Methods and Materials in Early Childhood Education II                  Mary Ellen Hogan-Balliet

Topic – Implementing Best Practices in the Field

Article 20 – A Comprehension Checklist: What if it doesn’t Make Sense?

Author – Dixie D. Massey


 

Excerpts from the article

  1. ”What can you do if what you’re reading doesn’t make sense?’ I asked a girl I’ll call Hunter. “I don’t know,” was her reply. I have found that hunter’s reply is typical for struggling and nonstruggling readers, but typical makes it no less frustration. P. 133
  2.  I provided here one method for dealing with student’s comprehension breakdowns by proposing a comprehension checklist.  P. 133
  3. The comprehension checklist offers teachers and tutors a concrete way to help student’s become aware of comprehension strategies and monitor their own progress, and it includes strategies that are different form those used by a teacher to guide understanding of complex stories.  P. 135

 

 

 

 

 

 

 

Comments regarding these excerpts

  1. There are plenty of strategies for decoding unknown words in text.  However, there is a lack of strategies for students who have comprehension difficulties, especially for transitional and older elementary students.
  2. This checklist is designed to provide struggling students a starting point to help themselves better understand or comprehend the text.

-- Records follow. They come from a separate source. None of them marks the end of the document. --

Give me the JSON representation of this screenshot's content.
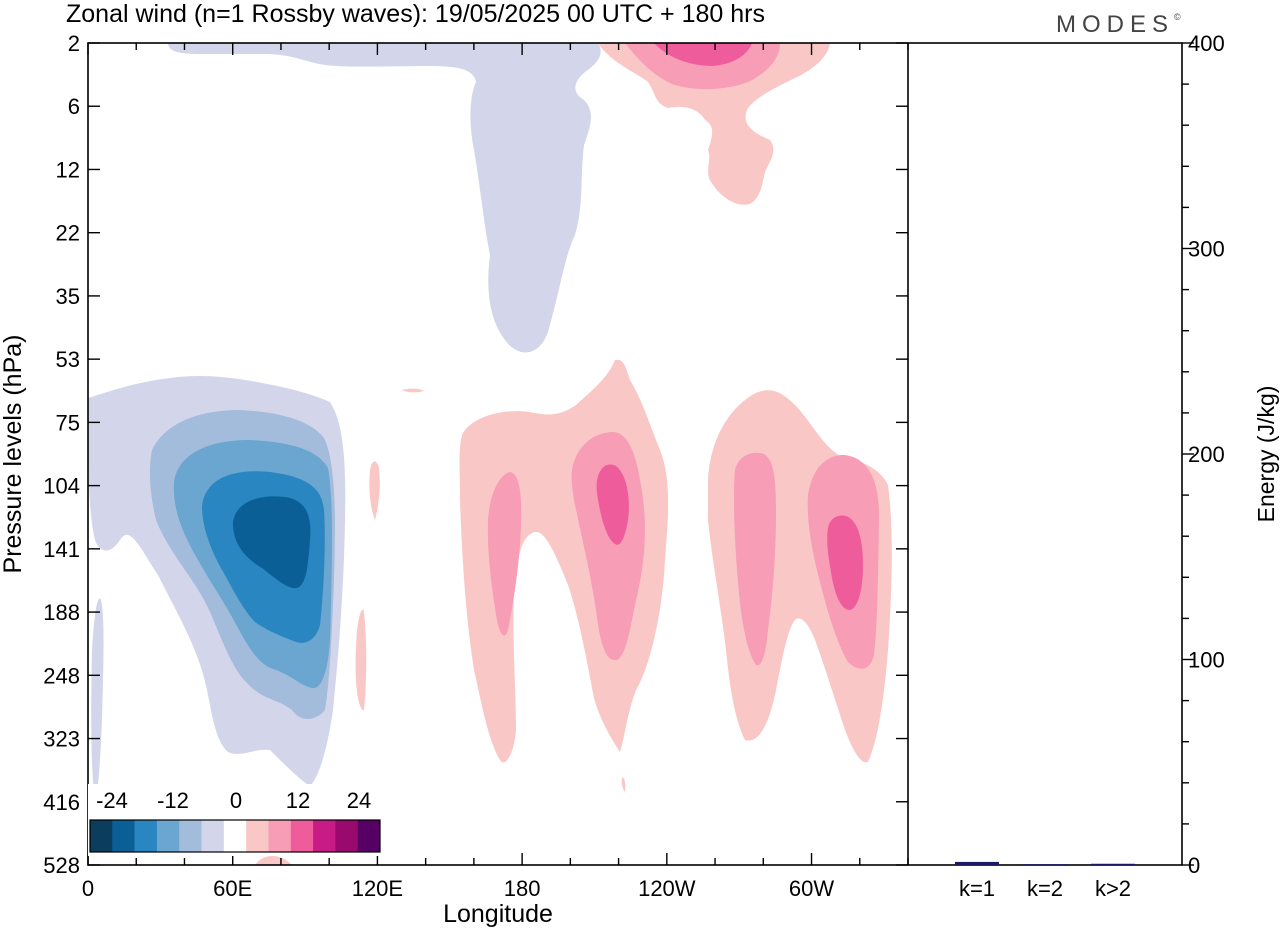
{
  "title": "Zonal wind (n=1 Rossby waves):  19/05/2025  00 UTC  + 180 hrs",
  "brand": "MODES",
  "brand_mark": "©",
  "chart_data": [
    {
      "type": "heatmap",
      "title": "Zonal wind (n=1 Rossby waves):  19/05/2025  00 UTC  + 180 hrs",
      "xlabel": "Longitude",
      "ylabel": "Pressure levels (hPa)",
      "x_ticks": [
        "0",
        "60E",
        "120E",
        "180",
        "120W",
        "60W"
      ],
      "x_range_deg": [
        0,
        340
      ],
      "y_ticks": [
        "2",
        "6",
        "12",
        "22",
        "35",
        "53",
        "75",
        "104",
        "141",
        "188",
        "248",
        "323",
        "416",
        "528"
      ],
      "colorbar": {
        "labels": [
          "-24",
          "-12",
          "0",
          "12",
          "24"
        ],
        "colors": [
          "#0b3d5c",
          "#0a6096",
          "#2a86c0",
          "#6aa6cf",
          "#a3bcdc",
          "#d3d6ea",
          "#ffffff",
          "#f9c8c6",
          "#f79db5",
          "#ef5c9c",
          "#c91b85",
          "#9a0a6e",
          "#560066"
        ]
      },
      "features": [
        {
          "sign": "negative",
          "min_level": -24,
          "center_lon": 72,
          "center_hPa": 141
        },
        {
          "sign": "negative",
          "min_level": -6,
          "center_lon": 180,
          "center_hPa": 12
        },
        {
          "sign": "positive",
          "max_level": 8,
          "center_lon": 183,
          "center_hPa": 141
        },
        {
          "sign": "positive",
          "max_level": 12,
          "center_lon": 218,
          "center_hPa": 118
        },
        {
          "sign": "positive",
          "max_level": 8,
          "center_lon": 280,
          "center_hPa": 141
        },
        {
          "sign": "positive",
          "max_level": 12,
          "center_lon": 313,
          "center_hPa": 155
        },
        {
          "sign": "positive",
          "max_level": 16,
          "center_lon": 257,
          "center_hPa": 2
        }
      ]
    },
    {
      "type": "bar",
      "categories": [
        "k=1",
        "k=2",
        "k>2"
      ],
      "values": [
        1.5,
        0.4,
        0.6
      ],
      "ylabel": "Energy (J/kg)",
      "ylim": [
        0,
        400
      ],
      "y_ticks": [
        0,
        100,
        200,
        300,
        400
      ],
      "bar_color": "#1a1a66"
    }
  ]
}
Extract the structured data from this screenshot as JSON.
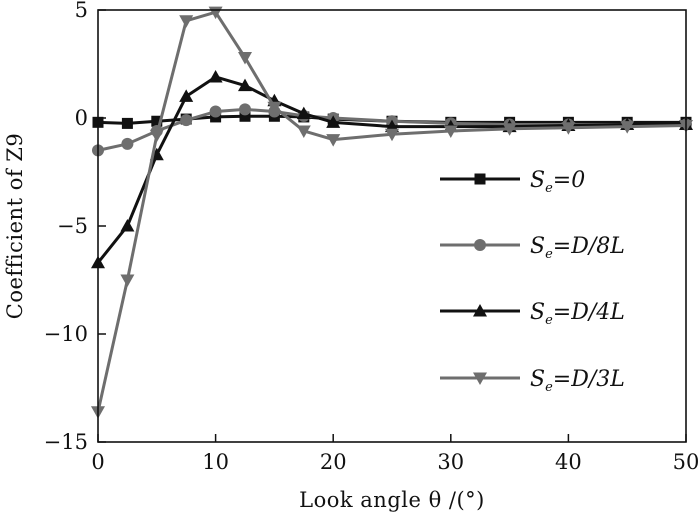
{
  "chart_data": {
    "type": "line",
    "title": "",
    "xlabel": "Look angle  θ /(°)",
    "ylabel": "Coefficient of Z9",
    "xlim": [
      0,
      50
    ],
    "ylim": [
      -15,
      5
    ],
    "xticks": [
      0,
      10,
      20,
      30,
      40,
      50
    ],
    "yticks": [
      5,
      0,
      -5,
      -10,
      -15
    ],
    "xtick_labels": [
      "0",
      "10",
      "20",
      "30",
      "40",
      "50"
    ],
    "ytick_labels": [
      "5",
      "0",
      "−5",
      "−10",
      "−15"
    ],
    "grid": false,
    "legend_position": "right",
    "series": [
      {
        "name": "Se=0",
        "label_main": "S",
        "label_sub": "e",
        "label_rest": "=0",
        "marker": "square",
        "color": "#111111",
        "x": [
          0,
          2.5,
          5,
          7.5,
          10,
          12.5,
          15,
          17.5,
          20,
          25,
          30,
          35,
          40,
          45,
          50
        ],
        "y": [
          -0.2,
          -0.25,
          -0.15,
          -0.05,
          0.05,
          0.08,
          0.08,
          0.05,
          -0.05,
          -0.15,
          -0.2,
          -0.2,
          -0.2,
          -0.2,
          -0.2
        ]
      },
      {
        "name": "Se=D/8L",
        "label_main": "S",
        "label_sub": "e",
        "label_rest": "=D/8L",
        "marker": "circle",
        "color": "#6e6e6e",
        "x": [
          0,
          2.5,
          5,
          7.5,
          10,
          12.5,
          15,
          17.5,
          20,
          25,
          30,
          35,
          40,
          45,
          50
        ],
        "y": [
          -1.5,
          -1.2,
          -0.6,
          -0.1,
          0.3,
          0.4,
          0.3,
          0.1,
          0.0,
          -0.15,
          -0.25,
          -0.3,
          -0.3,
          -0.3,
          -0.3
        ]
      },
      {
        "name": "Se=D/4L",
        "label_main": "S",
        "label_sub": "e",
        "label_rest": "=D/4L",
        "marker": "triangle-up",
        "color": "#111111",
        "x": [
          0,
          2.5,
          5,
          7.5,
          10,
          12.5,
          15,
          17.5,
          20,
          25,
          30,
          35,
          40,
          45,
          50
        ],
        "y": [
          -6.7,
          -5.0,
          -1.7,
          1.0,
          1.9,
          1.5,
          0.8,
          0.2,
          -0.2,
          -0.4,
          -0.4,
          -0.4,
          -0.35,
          -0.3,
          -0.3
        ]
      },
      {
        "name": "Se=D/3L",
        "label_main": "S",
        "label_sub": "e",
        "label_rest": "=D/3L",
        "marker": "triangle-down",
        "color": "#6e6e6e",
        "x": [
          0,
          2.5,
          5,
          7.5,
          10,
          12.5,
          15,
          17.5,
          20,
          25,
          30,
          35,
          40,
          45,
          50
        ],
        "y": [
          -13.6,
          -7.5,
          -0.8,
          4.5,
          4.9,
          2.8,
          0.5,
          -0.6,
          -1.0,
          -0.75,
          -0.6,
          -0.5,
          -0.45,
          -0.4,
          -0.35
        ]
      }
    ]
  }
}
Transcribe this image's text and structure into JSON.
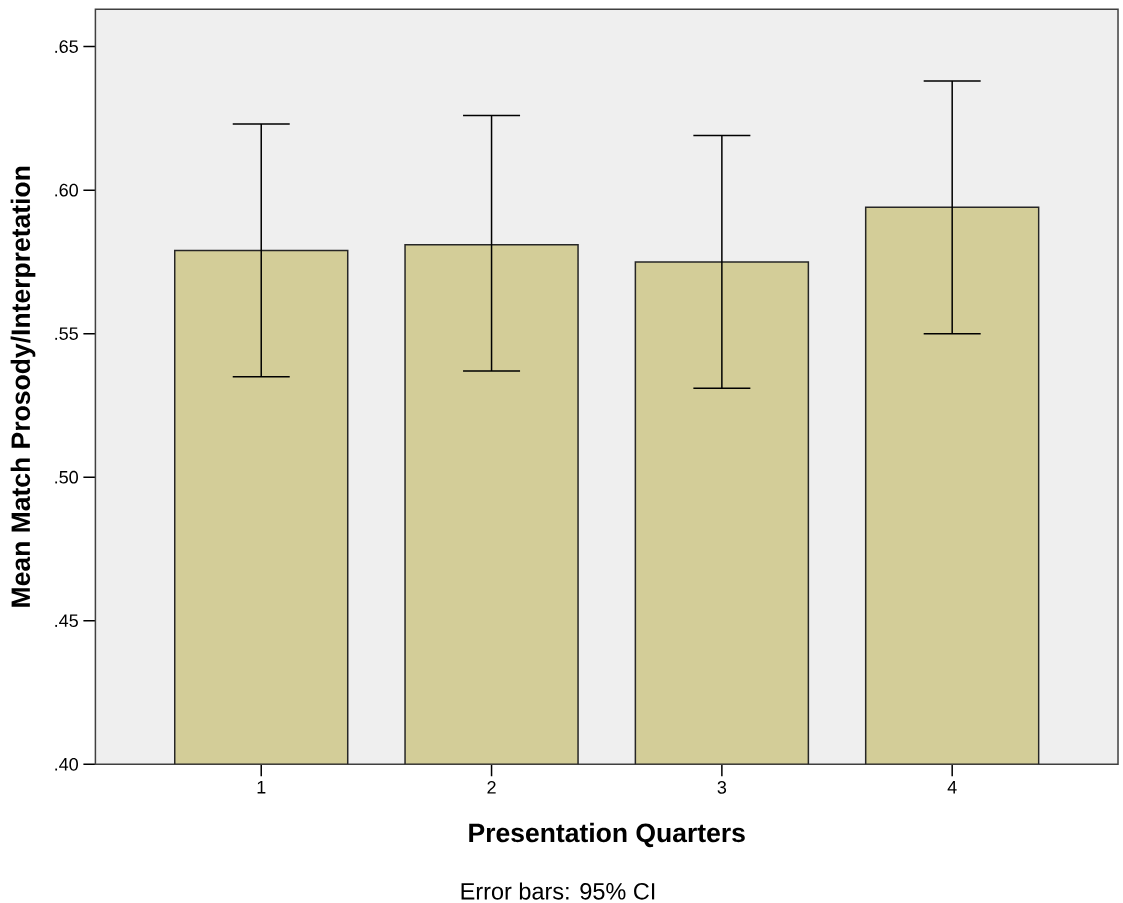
{
  "chart_data": {
    "type": "bar",
    "xlabel": "Presentation Quarters",
    "ylabel": "Mean Match Prosody/Interpretation",
    "categories": [
      "1",
      "2",
      "3",
      "4"
    ],
    "values": [
      0.579,
      0.581,
      0.575,
      0.594
    ],
    "errors": [
      [
        0.535,
        0.623
      ],
      [
        0.537,
        0.626
      ],
      [
        0.531,
        0.619
      ],
      [
        0.55,
        0.638
      ]
    ],
    "color": "#d3cd98",
    "ylim": [
      0.4,
      0.663
    ],
    "yticks": [
      {
        "value": 0.4,
        "label": ".40"
      },
      {
        "value": 0.45,
        "label": ".45"
      },
      {
        "value": 0.5,
        "label": ".50"
      },
      {
        "value": 0.55,
        "label": ".55"
      },
      {
        "value": 0.6,
        "label": ".60"
      },
      {
        "value": 0.65,
        "label": ".65"
      }
    ],
    "annotations": [
      "Error bars: 95% CI"
    ]
  }
}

This checklist lists multiple student-directed strategies and serves as an ideas list for teachers.  It is divided into prereading comprehension strategies, during-reading strategies, and post reading comprehension strategies. 
  3. To assure success the checklist must be individualized for each student.  The step-by –step implementation:
    1. Assess the student’s strengths and weakness through informal reading inventories and interest surveys.
    2. Begin a personalized checklist, listing the strengths of the student first.
    3. Identify one to two new comprehension strategies that are within the student’s reading abilities and needs.
    4. Model the new strategy several times, and then allow the student’s to participate in the strategy use with you.
    5. Allow the students to read a passage independently.  Students then check off the strategies that they used form their new checklist.  This passage should be one that is at an instructional level for the students and will allow them to use the old and new strategies.
    6. Discuss using the checklist as a guide.   Allow students to think about other strategies they used to understand the passage and might wish to add to their checklist.